«Troppe università e sistemi scolastici si dedicano all’indottrinamento radicale di sinistra e non all’educazione. Per questo sto per chiedere al dipartimento del Tesoro di riesaminare le loro esenzioni fiscali…».
La tocca piano Donald Trump, in un tweet del 10 luglio. E poi continua, minacciando tagli ai finanziamenti, «che verranno tolti se questa propaganda o questo incitamento ad agire contro le cose pubbliche dovesse continuare. I nostri ragazzi devono essere educati, non indottrinati!». Il presidente americano non è nuovo a queste battaglie. Già lo scorso anno – il 21 marzo – Trump aveva firmato un ordine esecutivo che minacciava i campus universitari di taglio dei fondi pubblici nel caso in cui al loro interno fosse stata limitata la libertà di espressione.
«Anche se le università hanno ricevuto miliardi e miliardi di dollari dai contribuenti, in molti casi sono diventate sempre più ostili alla libertà di parola e al Primo Emendamento», ha dichiarato Trump alla cerimonia della firma dell’ordine esecutivo, riferendosi all’emendamento della costituzione statunitense che difende la libertà di espressione.
«Queste università hanno cercato di limitare il libero pensiero, imporre il conformismo più totale e chiudere la bocca ai migliori giovani americani». Lo Stato centrale americano stanzia ogni anno una cifra intorno ai 35 miliardi di dollari in borse di studio, ricerca e istruzione ma l’accesso a questi fondi non è automatico per il sistema scolastico.
Tuttavia, nel caso di questo ordine esecutivo, la sua attuazione trova ostacoli nella burocrazia americana, che spesso è composta di funzionari fedeli più all’ideologia liberal che alla Costituzione e dunque propensi a giudicare bonariamente le violazioni del diritto d’espressione imposte dall’ideologia del politicamente corretto al quale aderisce la stragrande maggioranza dei docenti. Uno studio del 2018 di Mitchell Langbert ha inoltre evidenziato come il rapporto fra professori democratici\liberal e quelli repubblicani\conservatori nei campus americani sia di ben 13 a uno.
Nelle università americane i doppi standard di giudizio portano a tollerare che alcuni docenti sostengano apertamente la necessità della scomparsa dell’uomo bianco, mentre un professore può aver problemi seri se dovesse «sbagliare» il pronome che uno studente si è scelto perché «non si identifica» con quello corrispondente al proprio sesso biologico.

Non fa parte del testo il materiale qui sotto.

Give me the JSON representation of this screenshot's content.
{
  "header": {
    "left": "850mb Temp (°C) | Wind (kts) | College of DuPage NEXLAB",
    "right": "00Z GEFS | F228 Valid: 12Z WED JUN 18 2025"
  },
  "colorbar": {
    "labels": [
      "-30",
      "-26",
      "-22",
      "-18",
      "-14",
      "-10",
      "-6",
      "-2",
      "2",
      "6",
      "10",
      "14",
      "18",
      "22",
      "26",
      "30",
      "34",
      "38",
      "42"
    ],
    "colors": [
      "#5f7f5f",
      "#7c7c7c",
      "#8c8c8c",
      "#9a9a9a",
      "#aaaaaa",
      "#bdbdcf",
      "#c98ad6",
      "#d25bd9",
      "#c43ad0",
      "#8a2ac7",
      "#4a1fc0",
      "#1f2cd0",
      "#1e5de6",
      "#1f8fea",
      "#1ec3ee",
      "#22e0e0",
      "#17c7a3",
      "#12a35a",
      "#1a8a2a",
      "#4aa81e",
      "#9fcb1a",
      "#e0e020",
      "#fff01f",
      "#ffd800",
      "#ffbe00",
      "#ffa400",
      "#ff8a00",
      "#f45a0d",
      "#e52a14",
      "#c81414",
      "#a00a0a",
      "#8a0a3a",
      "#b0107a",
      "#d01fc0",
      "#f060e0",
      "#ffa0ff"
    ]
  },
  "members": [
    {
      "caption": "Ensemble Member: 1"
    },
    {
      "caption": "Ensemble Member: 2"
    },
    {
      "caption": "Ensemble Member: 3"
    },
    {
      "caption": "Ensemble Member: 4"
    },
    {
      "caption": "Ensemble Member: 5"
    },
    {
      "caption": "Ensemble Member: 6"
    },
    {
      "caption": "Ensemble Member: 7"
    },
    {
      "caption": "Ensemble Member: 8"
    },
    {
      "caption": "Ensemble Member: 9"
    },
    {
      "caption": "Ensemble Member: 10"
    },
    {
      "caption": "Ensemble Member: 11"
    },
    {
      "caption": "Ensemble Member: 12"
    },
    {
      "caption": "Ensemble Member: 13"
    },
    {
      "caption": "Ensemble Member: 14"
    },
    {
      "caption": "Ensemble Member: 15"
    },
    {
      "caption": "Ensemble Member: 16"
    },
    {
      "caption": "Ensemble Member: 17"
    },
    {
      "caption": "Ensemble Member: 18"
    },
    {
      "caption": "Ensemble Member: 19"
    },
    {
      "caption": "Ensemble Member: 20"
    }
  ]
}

La scorsa settimana rivolgendosi a una folla al Monte Rushmore durante la festa americana del Giorno dell’Indipendenza (4 luglio), Trump ha dichiarato che «ai nostri figli viene insegnato a scuola a odiare il proprio paese e a credere che gli uomini e le donne che lo hanno costruito fossero non eroi, ma persone malvagie».
«Rifiutiamo vocabolari oppressivi, censura, politicamente corretto e ogni altro tentativo da parte della sinistra radicale per impedire alle persone di contestare idee ridicole e pericolose», aveva detto Trump commentando un’aggressione a un giovane militante repubblicano pestato durante un volantinaggio a Berkeley nel 2019: «Invece crediamo nella libertà di parola. Anche online e anche nei campus».
La battaglia di Trump contro le distorsioni ideologiche nelle università e nelle scuole non sembra una uscita meramente elettorale: al momento – stando ai sondaggi – fra i laureati Trump sembra avere oltre 20 punti di svantaggio rispetto al suo sfidante. La lotta per la libertà di espressione e di insegnamento appare dunque come una campagna di lungo periodo, per rovesciare l’indottrinamento antinazionale e autodistruttivo dei campus americani.